Mas talvez a forma mais clara de mostrar a necessidade de conexão com o presente para uma empresa seja ir além de analisar o sucesso e esmiuçar as razões de alguns fracassos retumbantes das últimas décadas.
Várias empresas gigantescas, de porte transnacional, com departamentos de marketing, vendas, pesquisa e desenvolvimento bem credenciados desapareceram porque não souberam interpretar corretamente sinais do presente. Não perceberam os impactos do mercado de forma clara. Não entenderam a chuva sob a qual estavam.
A lista é imensa. E inclui várias gigantes do século 20. Olivetti, Pam Am, Kodak, Nokia e várias outras, dos mais variados setores. O mais irônico é que enquanto algumas destas empresas se desintegravam, os produtos que ofereciam se tornavam cada vez mais populares e acessíveis. Nunca se digitou tanto quanto depois que as máquinas de escrever viraram teclados. Antes reservado aos mais habilitados a encontrar foco e manter as mãos firmes, a ato de fotografar se disseminou largamente. Hoje, graças à facilidade dos smartphones, registrar imagens está ao alcance de todos.

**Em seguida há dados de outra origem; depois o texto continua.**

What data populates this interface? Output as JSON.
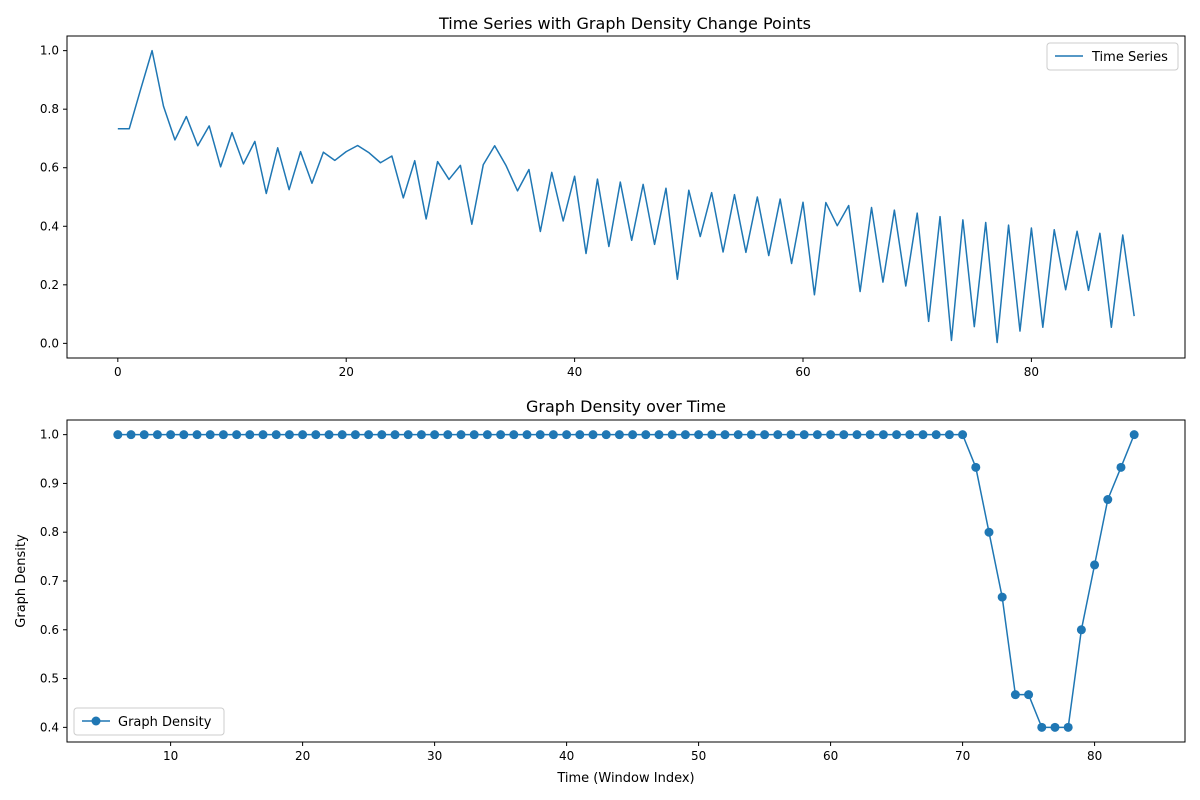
{
  "chart_data": [
    {
      "type": "line",
      "title": "Time Series with Graph Density Change Points",
      "xlabel": "",
      "ylabel": "",
      "xlim": [
        -4.45,
        93.45
      ],
      "ylim": [
        -0.05,
        1.05
      ],
      "xticks": [
        0,
        20,
        40,
        60,
        80
      ],
      "yticks": [
        0.0,
        0.2,
        0.4,
        0.6,
        0.8,
        1.0
      ],
      "xtick_labels": [
        "0",
        "20",
        "40",
        "60",
        "80"
      ],
      "ytick_labels": [
        "0.0",
        "0.2",
        "0.4",
        "0.6",
        "0.8",
        "1.0"
      ],
      "grid": false,
      "legend": "top-right",
      "color": "#1f77b4",
      "series": [
        {
          "name": "Time Series",
          "marker": "none",
          "x": [
            0,
            1,
            2,
            3,
            4,
            5,
            6,
            7,
            8,
            9,
            10,
            11,
            12,
            13,
            14,
            15,
            16,
            17,
            18,
            19,
            20,
            21,
            22,
            23,
            24,
            25,
            26,
            27,
            28,
            29,
            30,
            31,
            32,
            33,
            34,
            35,
            36,
            37,
            38,
            39,
            40,
            41,
            42,
            43,
            44,
            45,
            46,
            47,
            48,
            49,
            50,
            51,
            52,
            53,
            54,
            55,
            56,
            57,
            58,
            59,
            60,
            61,
            62,
            63,
            64,
            65,
            66,
            67,
            68,
            69,
            70,
            71,
            72,
            73,
            74,
            75,
            76,
            77,
            78,
            79,
            80,
            81,
            82,
            83,
            84,
            85,
            86,
            87,
            88,
            89
          ],
          "values": [
            0.733,
            0.733,
            0.868,
            1.0,
            0.81,
            0.695,
            0.775,
            0.675,
            0.743,
            0.603,
            0.72,
            0.613,
            0.69,
            0.512,
            0.668,
            0.525,
            0.655,
            0.547,
            0.653,
            0.625,
            0.655,
            0.676,
            0.651,
            0.617,
            0.64,
            0.497,
            0.624,
            0.425,
            0.621,
            0.56,
            0.608,
            0.407,
            0.61,
            0.675,
            0.607,
            0.521,
            0.594,
            0.382,
            0.584,
            0.418,
            0.571,
            0.307,
            0.561,
            0.331,
            0.551,
            0.352,
            0.543,
            0.338,
            0.53,
            0.219,
            0.523,
            0.365,
            0.515,
            0.312,
            0.508,
            0.311,
            0.5,
            0.3,
            0.493,
            0.273,
            0.482,
            0.166,
            0.481,
            0.402,
            0.471,
            0.177,
            0.464,
            0.209,
            0.455,
            0.196,
            0.445,
            0.075,
            0.433,
            0.01,
            0.422,
            0.057,
            0.413,
            0.003,
            0.404,
            0.042,
            0.394,
            0.055,
            0.388,
            0.183,
            0.383,
            0.181,
            0.376,
            0.055,
            0.37,
            0.093
          ]
        }
      ]
    },
    {
      "type": "line",
      "title": "Graph Density over Time",
      "xlabel": "Time (Window Index)",
      "ylabel": "Graph Density",
      "xlim": [
        2.15,
        86.85
      ],
      "ylim": [
        0.37,
        1.03
      ],
      "xticks": [
        10,
        20,
        30,
        40,
        50,
        60,
        70,
        80
      ],
      "yticks": [
        0.4,
        0.5,
        0.6,
        0.7,
        0.8,
        0.9,
        1.0
      ],
      "xtick_labels": [
        "10",
        "20",
        "30",
        "40",
        "50",
        "60",
        "70",
        "80"
      ],
      "ytick_labels": [
        "0.4",
        "0.5",
        "0.6",
        "0.7",
        "0.8",
        "0.9",
        "1.0"
      ],
      "grid": false,
      "legend": "bottom-left",
      "color": "#1f77b4",
      "series": [
        {
          "name": "Graph Density",
          "marker": "circle",
          "x": [
            6,
            7,
            8,
            9,
            10,
            11,
            12,
            13,
            14,
            15,
            16,
            17,
            18,
            19,
            20,
            21,
            22,
            23,
            24,
            25,
            26,
            27,
            28,
            29,
            30,
            31,
            32,
            33,
            34,
            35,
            36,
            37,
            38,
            39,
            40,
            41,
            42,
            43,
            44,
            45,
            46,
            47,
            48,
            49,
            50,
            51,
            52,
            53,
            54,
            55,
            56,
            57,
            58,
            59,
            60,
            61,
            62,
            63,
            64,
            65,
            66,
            67,
            68,
            69,
            70,
            71,
            72,
            73,
            74,
            75,
            76,
            77,
            78,
            79,
            80,
            81,
            82,
            83
          ],
          "values": [
            1.0,
            1.0,
            1.0,
            1.0,
            1.0,
            1.0,
            1.0,
            1.0,
            1.0,
            1.0,
            1.0,
            1.0,
            1.0,
            1.0,
            1.0,
            1.0,
            1.0,
            1.0,
            1.0,
            1.0,
            1.0,
            1.0,
            1.0,
            1.0,
            1.0,
            1.0,
            1.0,
            1.0,
            1.0,
            1.0,
            1.0,
            1.0,
            1.0,
            1.0,
            1.0,
            1.0,
            1.0,
            1.0,
            1.0,
            1.0,
            1.0,
            1.0,
            1.0,
            1.0,
            1.0,
            1.0,
            1.0,
            1.0,
            1.0,
            1.0,
            1.0,
            1.0,
            1.0,
            1.0,
            1.0,
            1.0,
            1.0,
            1.0,
            1.0,
            1.0,
            1.0,
            1.0,
            1.0,
            1.0,
            1.0,
            0.933,
            0.8,
            0.667,
            0.467,
            0.467,
            0.4,
            0.4,
            0.4,
            0.6,
            0.733,
            0.867,
            0.933,
            1.0
          ]
        }
      ]
    }
  ]
}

Vários dos negócios que eram grandes no século 20 ficaram ainda maiores neste século. Só que a partir de outras premissas.
Algumas empresas, como a Blockbuster, perceberam em um dado momento que o seu modelo de negócio estava condenado e, tanto quanto possível, negociaram seu fim. Enquanto a gigante internacional da locação de filmes negociava seus espaços e demitia funcionários, os fãs de cinema consumiam títulos com voracidade cada vez maior. A tecnologia de streaming e da banda larga ampliou o acesso e permitiu que as pessoas assistissem conteúdo nas mais variadas telas. A Blockbuster agiu como um surfista que é derrubado da onda, lutou para emergir e chegar na praia vivo. Ela errou na sua visão de futuro, mas quando percebeu que estava sendo engolida, agiu rapidamente.

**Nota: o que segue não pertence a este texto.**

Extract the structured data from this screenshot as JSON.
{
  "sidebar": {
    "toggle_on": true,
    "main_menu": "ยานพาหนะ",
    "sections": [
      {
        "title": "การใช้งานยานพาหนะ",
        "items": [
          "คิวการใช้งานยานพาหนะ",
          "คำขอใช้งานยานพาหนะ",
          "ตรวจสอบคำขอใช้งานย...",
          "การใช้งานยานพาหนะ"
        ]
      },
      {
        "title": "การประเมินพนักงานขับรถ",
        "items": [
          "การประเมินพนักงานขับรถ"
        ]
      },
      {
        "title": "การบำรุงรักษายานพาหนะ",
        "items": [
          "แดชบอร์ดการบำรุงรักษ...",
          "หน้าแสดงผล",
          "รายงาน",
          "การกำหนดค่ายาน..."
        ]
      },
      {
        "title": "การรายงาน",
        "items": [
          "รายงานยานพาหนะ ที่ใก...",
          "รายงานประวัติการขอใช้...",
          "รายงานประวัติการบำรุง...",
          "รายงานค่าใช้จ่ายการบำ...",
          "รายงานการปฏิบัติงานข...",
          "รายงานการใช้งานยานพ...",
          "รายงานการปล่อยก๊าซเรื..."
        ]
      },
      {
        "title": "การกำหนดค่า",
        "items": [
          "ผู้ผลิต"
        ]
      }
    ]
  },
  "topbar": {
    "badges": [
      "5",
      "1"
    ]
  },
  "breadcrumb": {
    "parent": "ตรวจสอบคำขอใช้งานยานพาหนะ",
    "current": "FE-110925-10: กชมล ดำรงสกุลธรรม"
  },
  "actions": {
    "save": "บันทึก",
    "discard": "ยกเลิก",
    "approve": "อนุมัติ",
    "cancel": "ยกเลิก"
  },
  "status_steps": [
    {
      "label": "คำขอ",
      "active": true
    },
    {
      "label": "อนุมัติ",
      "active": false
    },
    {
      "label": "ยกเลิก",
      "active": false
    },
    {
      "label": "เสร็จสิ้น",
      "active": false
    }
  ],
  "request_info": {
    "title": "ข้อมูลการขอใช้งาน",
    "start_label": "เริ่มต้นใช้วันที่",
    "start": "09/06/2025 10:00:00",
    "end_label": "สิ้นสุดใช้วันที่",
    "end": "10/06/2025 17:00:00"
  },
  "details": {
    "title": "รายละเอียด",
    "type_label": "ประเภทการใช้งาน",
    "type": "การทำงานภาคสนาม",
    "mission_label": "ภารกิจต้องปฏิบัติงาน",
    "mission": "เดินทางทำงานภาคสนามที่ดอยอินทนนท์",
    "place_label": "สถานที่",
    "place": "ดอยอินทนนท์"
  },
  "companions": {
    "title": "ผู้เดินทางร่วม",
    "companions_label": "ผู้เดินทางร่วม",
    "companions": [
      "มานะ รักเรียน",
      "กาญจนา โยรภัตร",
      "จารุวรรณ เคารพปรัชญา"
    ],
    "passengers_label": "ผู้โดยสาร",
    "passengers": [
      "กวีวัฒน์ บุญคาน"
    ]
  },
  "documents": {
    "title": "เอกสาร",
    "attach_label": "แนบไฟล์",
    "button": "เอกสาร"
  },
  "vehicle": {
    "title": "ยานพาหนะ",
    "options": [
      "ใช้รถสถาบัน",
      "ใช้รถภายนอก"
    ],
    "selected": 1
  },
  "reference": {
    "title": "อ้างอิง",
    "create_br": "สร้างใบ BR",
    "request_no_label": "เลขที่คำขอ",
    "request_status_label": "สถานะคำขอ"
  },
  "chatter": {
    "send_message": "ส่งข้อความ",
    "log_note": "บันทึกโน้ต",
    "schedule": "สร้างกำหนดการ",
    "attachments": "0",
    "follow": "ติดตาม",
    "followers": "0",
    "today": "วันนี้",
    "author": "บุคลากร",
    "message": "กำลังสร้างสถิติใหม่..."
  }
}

Outro exemplo de mudança gradual, porém inexorável, ocorreu no mercado de taxis. Hoje tem mais gente usando carros dirigidos por outras pessoas, mas dentro da lógica dos aplicativos. O modelo de negócios dos taxistas não desapareceu com a chegada dos aplicativos, mas mudou radicalmente.

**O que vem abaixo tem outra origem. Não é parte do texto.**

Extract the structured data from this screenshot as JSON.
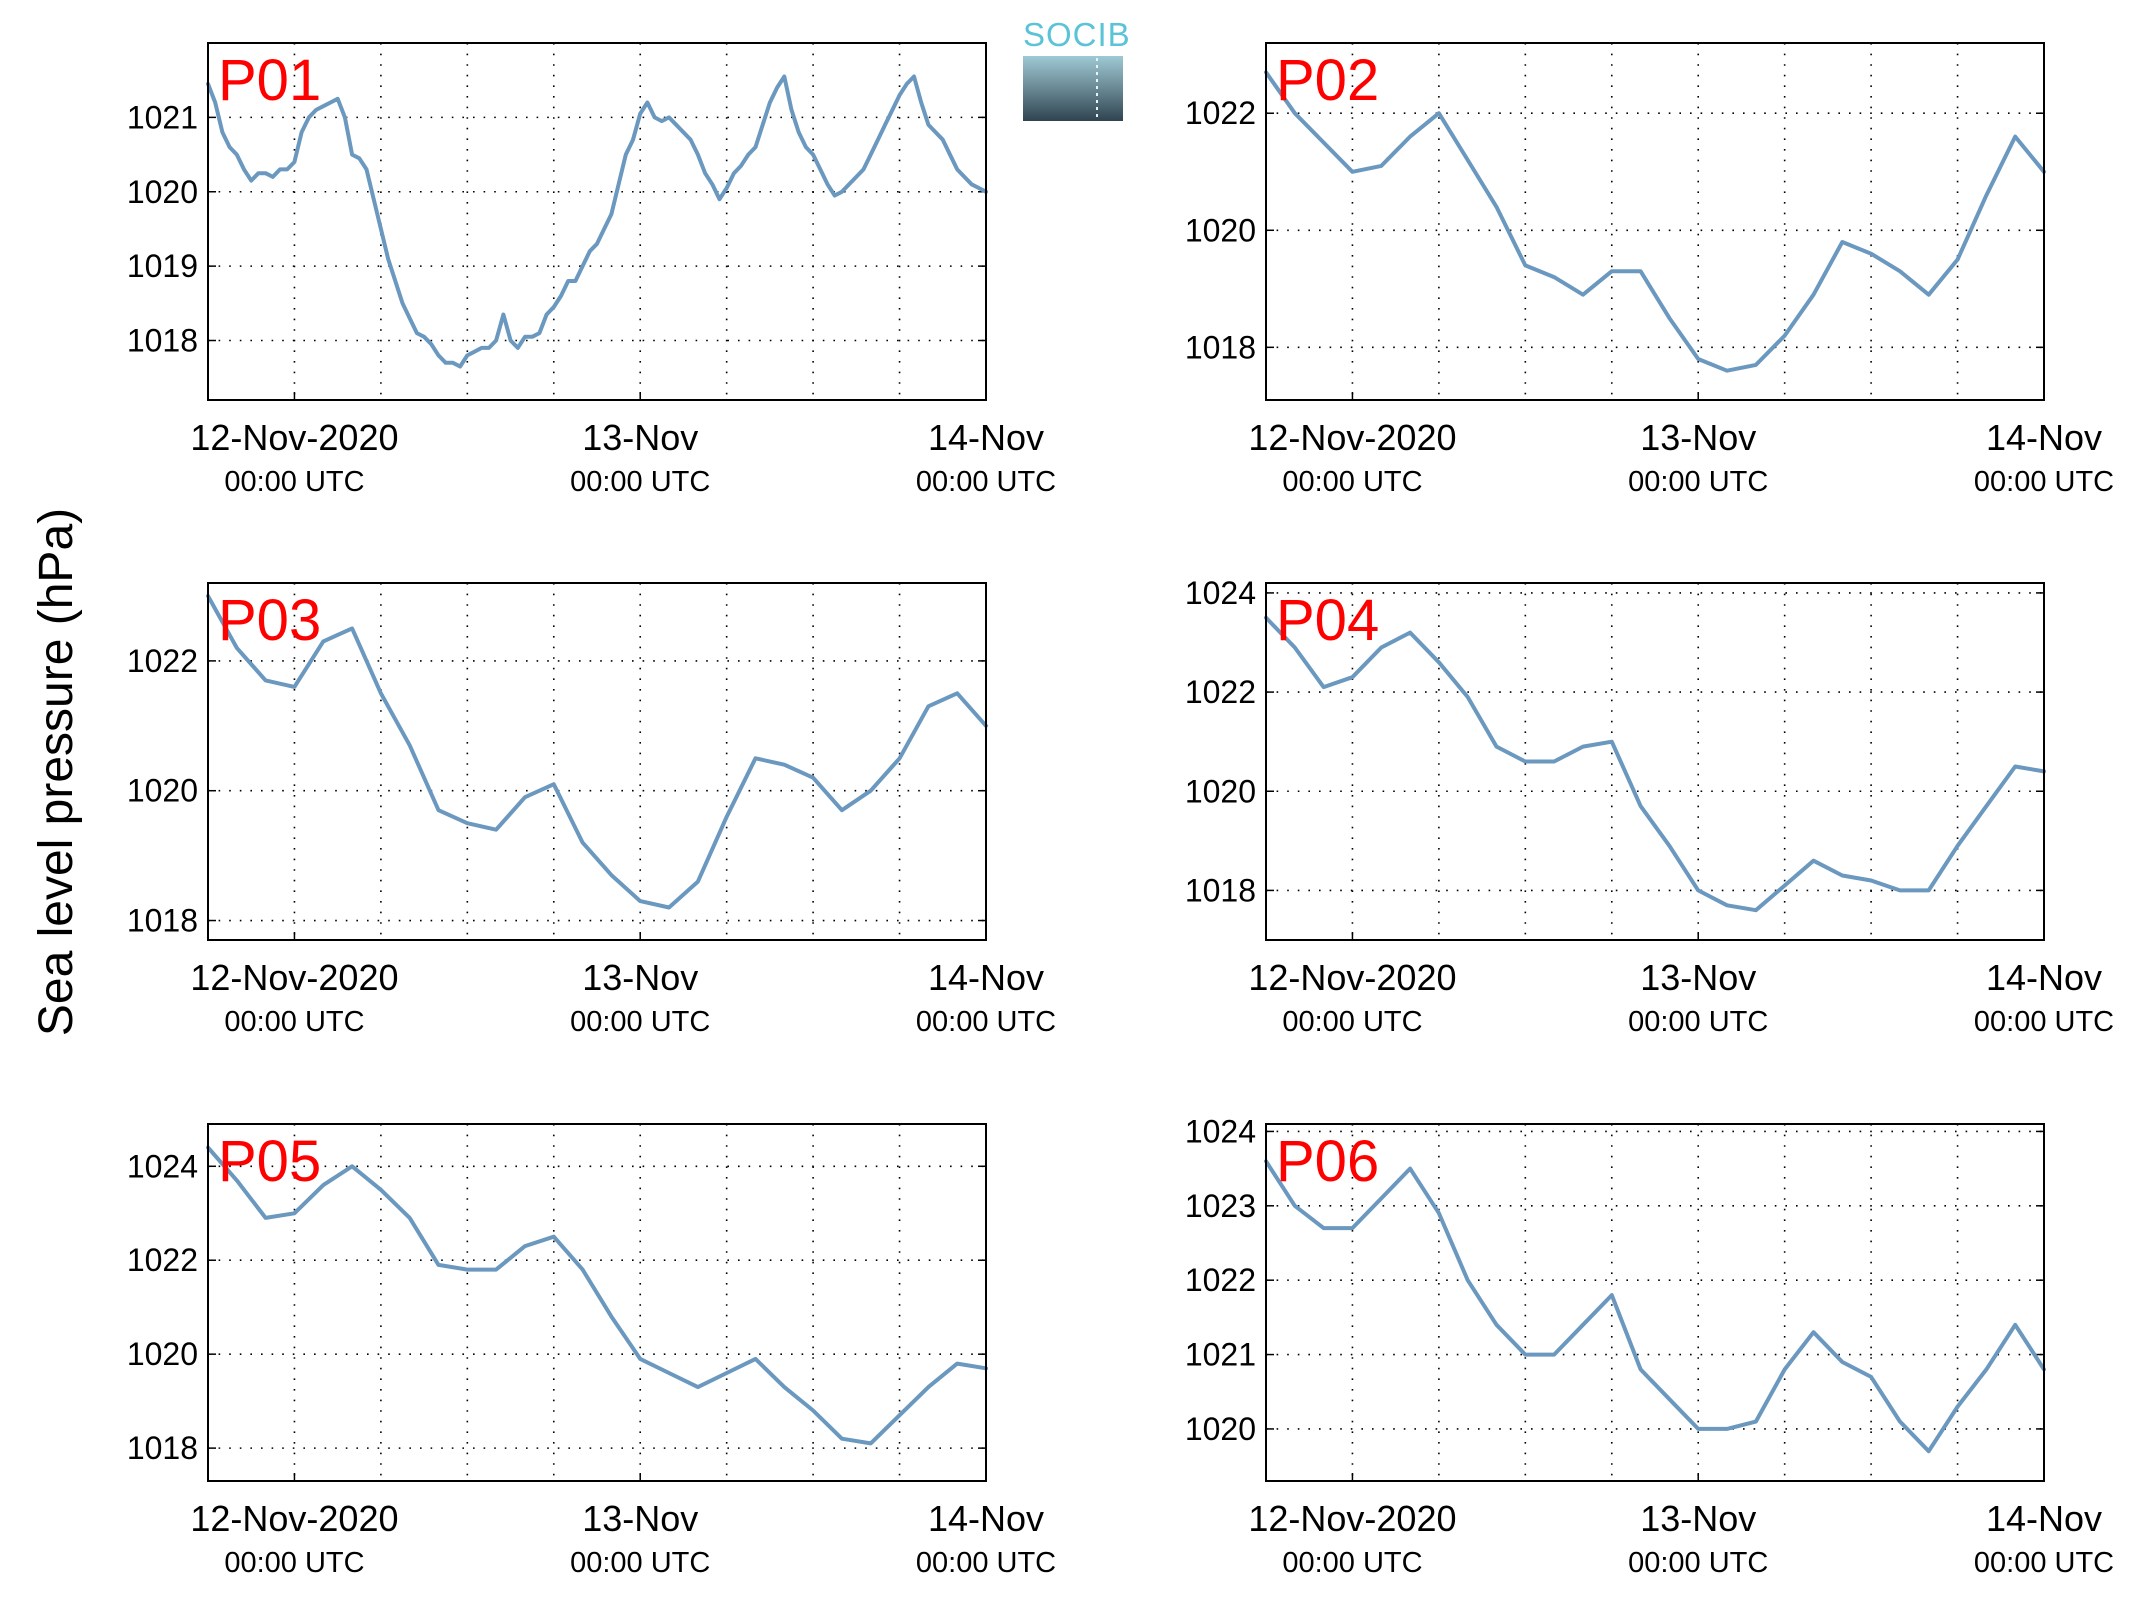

Como se manter na sela diante das mudanças? A resposta é equilíbrio. O equilíbrio nasce do autoconhecimento. Como diria Porter, conhecer bem suas forças e fraquezas é o primeiro passo para começar a vislumbrar uma solução.
Dentre as lições que as técnicas de mindfulness nos ensina é que a realidade, o presente não deve causar preocupação. Deve, sim, dar o start a um processo de ocupação que deve ser orientado pelos 4 Es. A percepção da realidade presente é uma ocupação e tanto e é ela que, se estiver alinhada com os princípios de Elegância, Eficiência, Eloquência e Êxito vai desenhar o mapa da inovação relevante. Um bom exemplo disso provavelmente está no seu bolso. Quando Steve Jobs percebeu que as pessoas levavam o celular em um bolso, o iPod em outro e a câmera fotográfica em um terceiro, entendeu que era a hora de unir os três gadjets e, assim, nasceu a ideia do iPhone, que revolucionou o mercado em 2007. Eis um exemplo de inovação nascida da consciência e não da ansiedade e que, por isso, foi aceita pelo consumidor de forma imediata e entusiasmada.
Portanto, mais do que buscar ser uma empresa inovadora é preciso almejar ser uma empresa plenamente consciente do presente.